In our study, the histone proteins were shown to be exceptionally overexpressed in 6-OHDA induced neurodegeneration on differ-SH-SY5Y neural cells (PD cell model). Structurally, histone proteins exist as an octamer with two copies of each of the four core histone proteins H2A, H2B, H3, and H4 and two linker histones, H1 and H5 (Andrews and Luger 2011). The 147 bp of DNA packages the octamer histones to form a nucleosome. The four core histones form a conserved central motif domain known as histone fold composed of a long central α-helix structure with a short helix flanked on either side (Jiang and Pugh 2009). In comparison, the linker histone associates with nucleosome to transform nucleosomes into various high-order chromatin structures. Ideally, the histone proteins function in constructing the nucleus and fine-tuning gene expression for physiological and pathological processes (Martire and Banaszynski 2020). An increasing body of evidence suggests that besides regulating nucleosome dynamics, histone proteins are released in the extracellular field by cells undergoing apoptosis (Silk et al. 2017).

It is well established that chromatin condensation coupled with DNA fragmentation is important nuclear events during apoptosis (He et al. 2009). In response to apoptotic signals, the core and linker histones are detached from genomic DNA and released into cytoplasmic and extracellular regions. Wu et al. have reported that the timing of histone release from genomic DNA directly correlated with the advancement of the apoptosis process (Wu et al. 2002). The release of histone proteins and DNA-bound nucleosomes into the intracellular space by damaged DNA is an essential indicator of apoptosis-activated pro-inflammatory cascades (Silk et al. 2017). Once in the cytosol, histones act as a member of the damage-associated molecular pattern molecules (DAMPs), activating immune response and causing additional cytoproliferative effects (Xu et al. 2009). Along these lines, studies have revealed that core histones such as H2A, H2B, H3, H4 and linker histone H1 are frequently detected in neurons (Mishra et al. 2010), microglia (Klein et al. 2014) and macrophages (Brix et al. 1998) in response to oxidative stress (Hu et al. 2018). Notably, the degree of circulating histone and nucleosomes are elevated in cancer, infection and inflammation proposing histone as an essential biomarker in human diseases (Chen et al. 2014). Hence, the upregulation of a set of histone proteins in 6-OHDA induced neuronal death in our study is a clear indication of chromatin condensation and modification during DNA fragmentation in the apoptosis process.

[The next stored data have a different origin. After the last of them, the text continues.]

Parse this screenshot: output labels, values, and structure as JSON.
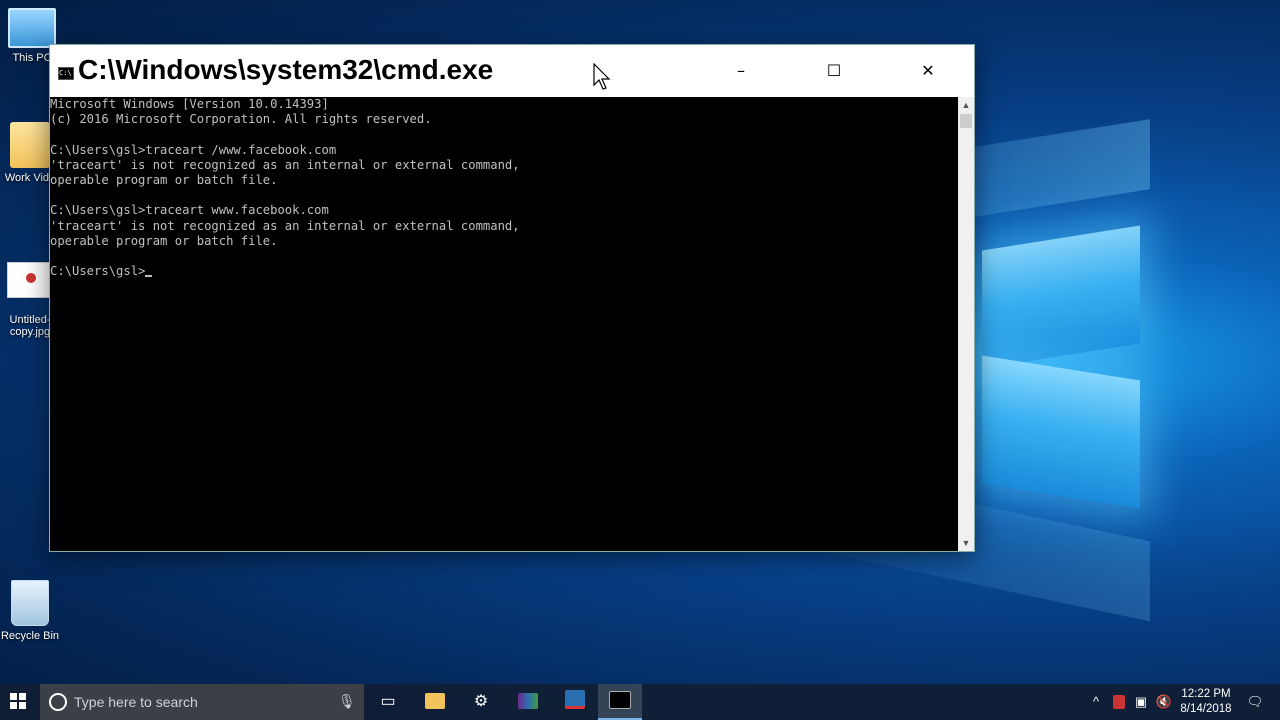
{
  "desktop": {
    "icons": [
      {
        "label": "This PC",
        "icon": "this-pc-icon"
      },
      {
        "label": "Work Vide",
        "icon": "folder-icon"
      },
      {
        "label": "Untitled-\ncopy.jpg",
        "icon": "image-file-icon"
      },
      {
        "label": "Recycle Bin",
        "icon": "recycle-bin-icon"
      }
    ]
  },
  "window": {
    "title": "C:\\Windows\\system32\\cmd.exe",
    "icon": "cmd-icon",
    "minimize_glyph": "–",
    "maximize_glyph": "☐",
    "close_glyph": "✕"
  },
  "console": {
    "lines": [
      "Microsoft Windows [Version 10.0.14393]",
      "(c) 2016 Microsoft Corporation. All rights reserved.",
      "",
      "C:\\Users\\gsl>traceart /www.facebook.com",
      "'traceart' is not recognized as an internal or external command,",
      "operable program or batch file.",
      "",
      "C:\\Users\\gsl>traceart www.facebook.com",
      "'traceart' is not recognized as an internal or external command,",
      "operable program or batch file.",
      "",
      "C:\\Users\\gsl>"
    ]
  },
  "taskbar": {
    "search_placeholder": "Type here to search",
    "start_icon": "windows-start-icon",
    "pinned": [
      {
        "name": "task-view",
        "icon": "task-view-icon"
      },
      {
        "name": "file-explorer",
        "icon": "folder-icon"
      },
      {
        "name": "settings",
        "icon": "gear-icon"
      },
      {
        "name": "winrar",
        "icon": "winrar-icon"
      },
      {
        "name": "app",
        "icon": "app-icon"
      },
      {
        "name": "command-prompt",
        "icon": "cmd-icon",
        "active": true
      }
    ],
    "clock": {
      "time": "12:22 PM",
      "date": "8/14/2018"
    }
  },
  "colors": {
    "console_bg": "#000000",
    "console_fg": "#c0c0c0",
    "taskbar_bg": "#101e34",
    "desktop_accent": "#1aa0ea"
  }
}
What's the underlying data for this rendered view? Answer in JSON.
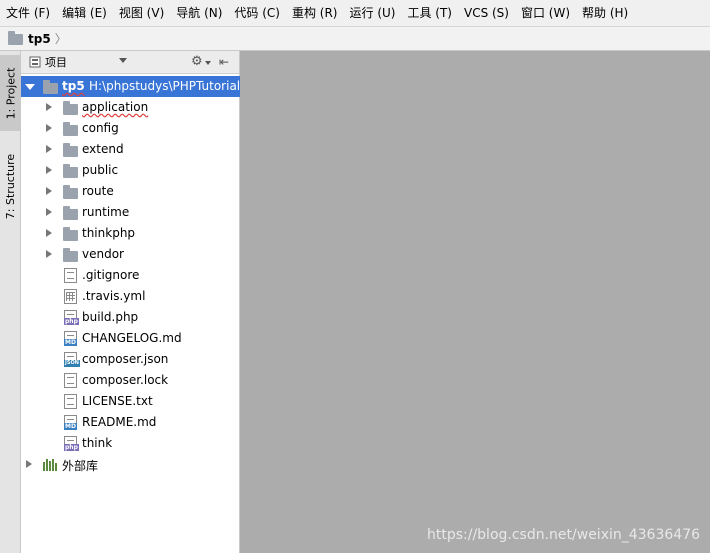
{
  "menubar": {
    "items": [
      "文件 (F)",
      "编辑 (E)",
      "视图 (V)",
      "导航 (N)",
      "代码 (C)",
      "重构 (R)",
      "运行 (U)",
      "工具 (T)",
      "VCS (S)",
      "窗口 (W)",
      "帮助 (H)"
    ]
  },
  "navbar": {
    "crumb": "tp5",
    "sep": "〉"
  },
  "tool_strip": {
    "project": "1: Project",
    "structure": "7: Structure"
  },
  "panel": {
    "view_label": "项目",
    "gear_icon": "gear-icon",
    "collapse_icon": "collapse-all-icon"
  },
  "tree": {
    "root_name": "tp5",
    "root_path": "H:\\phpstudys\\PHPTutorial",
    "folders": [
      "application",
      "config",
      "extend",
      "public",
      "route",
      "runtime",
      "thinkphp",
      "vendor"
    ],
    "files": [
      ".gitignore",
      ".travis.yml",
      "build.php",
      "CHANGELOG.md",
      "composer.json",
      "composer.lock",
      "LICENSE.txt",
      "README.md",
      "think"
    ],
    "external": "外部库"
  },
  "watermark": "https://blog.csdn.net/weixin_43636476",
  "colors": {
    "selection": "#3875d7",
    "editor_bg": "#acacac"
  }
}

In conclusion, the PD cell model is an essential in vitro platform for investigating the structural and molecular changes manifested in disease process and paving the way for future discoveries of potential therapeutic drugs that reverse these mechanisms. Ideally, a disease model should express the biomarkers that indicate the progression of PD's pathological conditions such as mitochondrial dysfunction, DNA fragmentation, neurodegeneration, and neuro-inflammation. The differ-SH-SY5Y neural cells developed from SH-SY5Y human neuroblastoma cells expressed substantial dopaminergic markers and, upon perturbation with 6-OHDA, displayed pathological changes frequently detected in PD. The differentially regulated proteins were analysed using GO functional annotation, STRING PPI and KEGG pathway enrichment databases to understand the cellular machinery’s alterations during the disease process. We suggest that the downregulation of the ribosome pathway mediates the differentiation of SH-SY5Y neuroblastoma cells and nucleosomal degradation demonstrated by upregulation of histone products in SLE pathway is a key event in 6-OHDA induced neurodegenerative process.